"Jangan terlalu pesimis. Kau mungkin benar bahwa sebagian besar orang hanya peduli pada diri mereka sendiri. Tapi ingatlah, dunia ini tidak seluruhnya hitam. Masih ada ruang bagi mereka yang ingin berbagi kebaikan."
Adit Satria mendadak terbahak-bahak. Tawa itu kasar dan saya tidak suka mendengarnya. Caranya tertawa seperti menghina, seolah-olah apa yang saya katakan hanyalah lelucon konyol. Ketika tawanya mereda, dia berkata dengan masih menyisakan tawa itu.
"Apakah ada? Apa kita tidak hanya sedang bermimpi? Dalam mimpi, semuanya terasa mungkin. Nah, begitu kita terjaga, yang tersisa hanyalah kesendirian. Orang-orang begitu tenggelam dalam ambisi, dalam obsesi akan materi, hingga lupa pada siapa pun yang mencoba menyentuh mereka." Selanjutnya, dia seperti mengejek saya. "Lihat dirimu, kau menulis tentang empati, padahal kau tidak benar-benar merasakannya."
Saya menelan ludah dan perasaan saya telah terganggu oleh pernyataannya yang menyengat. "Dengar, Dit. Saya mungkin tidak sempurna. Tidak ada salahnya jika saya berusaha, kan?"
Adit Satria tampak tidak begitu puas dengan jawaban saya. Matanya menyipit, seakan-akan kata-kata saya tidak cukup baginya.Â
"Empati bukan tentang menulis atau bicara, kawan. Empati adalah tentang hadir. Tentang benar-benar merasa sakitnya dunia di setiap tarikan dan embusan napas. Jika kita tidak merasakannya di hati kita, tulisan kita hanyalah hiasan kosong."
Saya mulai terliputi emosi. Adit Satria seperti hendak membantai saya sehingga sesuatu di dalam diri saya bergolak. Saya tidak bisa terima. "Saya menulis tentang harapan. Mengapa kau bicara seolah-olah segalanya sia-sia?"
Adit Satria tertawa lagi. Namun, kali ini suaranya terdengar lebih menyerupai tangisan yang tidak terdengar. "Bukan segalanya sia-sia, kawan. Hidup ini absurd. Kau menulis tentang harapan. Mengertikah bahwa harapan itu sendiri pisau bermata dua? Kita berharap agar hidup ini punya makna, hanya, kadang-kadang makna itu tidak ada, kawan."
Saya lantas diam. Dalam percakapan ini, saya merasa kalah. Kata-katanya bagai menembus tubuh saya, merobek keyakinan saya tentang kehidupan. Adit Satria tampak seperti seseorang yang telah lama berjuang dalam kesunyian dan kesendirian. Meskipun saya mencoba melawan pandangan gelapnya, diam-diam hati saya bertanya: Apakah dia benar?

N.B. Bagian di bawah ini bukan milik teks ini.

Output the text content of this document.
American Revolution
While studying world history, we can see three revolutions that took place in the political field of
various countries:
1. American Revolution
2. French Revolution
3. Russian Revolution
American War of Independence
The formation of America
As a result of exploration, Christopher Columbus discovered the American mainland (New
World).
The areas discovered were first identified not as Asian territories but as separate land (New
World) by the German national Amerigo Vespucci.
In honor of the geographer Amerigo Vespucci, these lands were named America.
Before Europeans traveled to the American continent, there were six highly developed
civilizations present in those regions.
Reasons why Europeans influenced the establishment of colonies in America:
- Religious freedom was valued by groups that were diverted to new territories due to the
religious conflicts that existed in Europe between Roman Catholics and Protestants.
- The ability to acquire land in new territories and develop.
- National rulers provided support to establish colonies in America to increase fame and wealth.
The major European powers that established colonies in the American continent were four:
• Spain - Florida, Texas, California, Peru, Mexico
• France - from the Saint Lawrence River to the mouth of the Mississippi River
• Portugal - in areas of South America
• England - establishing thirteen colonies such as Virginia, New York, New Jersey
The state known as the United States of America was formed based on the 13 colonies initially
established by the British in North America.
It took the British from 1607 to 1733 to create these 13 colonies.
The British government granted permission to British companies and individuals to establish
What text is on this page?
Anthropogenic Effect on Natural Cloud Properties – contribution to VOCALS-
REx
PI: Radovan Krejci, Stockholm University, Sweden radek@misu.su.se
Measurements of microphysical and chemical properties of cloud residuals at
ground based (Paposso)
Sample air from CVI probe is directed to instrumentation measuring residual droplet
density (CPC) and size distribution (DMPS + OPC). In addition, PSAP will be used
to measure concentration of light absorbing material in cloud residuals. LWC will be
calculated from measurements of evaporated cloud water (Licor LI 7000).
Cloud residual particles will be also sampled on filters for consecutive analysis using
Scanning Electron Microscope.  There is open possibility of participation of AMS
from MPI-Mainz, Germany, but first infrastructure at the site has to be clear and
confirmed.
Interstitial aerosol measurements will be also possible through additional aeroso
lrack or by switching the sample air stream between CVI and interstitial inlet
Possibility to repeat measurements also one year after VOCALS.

Saya mencoba mengalihkan pembicaraan ke kenangan lama. "Kau pernah bicara tentang absurditas hidup ketika kita masih remaja. Saya tidak pernah menduga kalau kau masih memikirkannya hingga sekarang."
Adit Satria menghela napas, berat yang terdengar seperti napas terakhir. "Kadang-kadang, saya merasa tidak berada di dunia ini. Semua terasa asing. Saya terjebak di antara pemikiran-pemikiran besar. Sialnya, tidak ada yang benar-benar bisa saya perbaiki."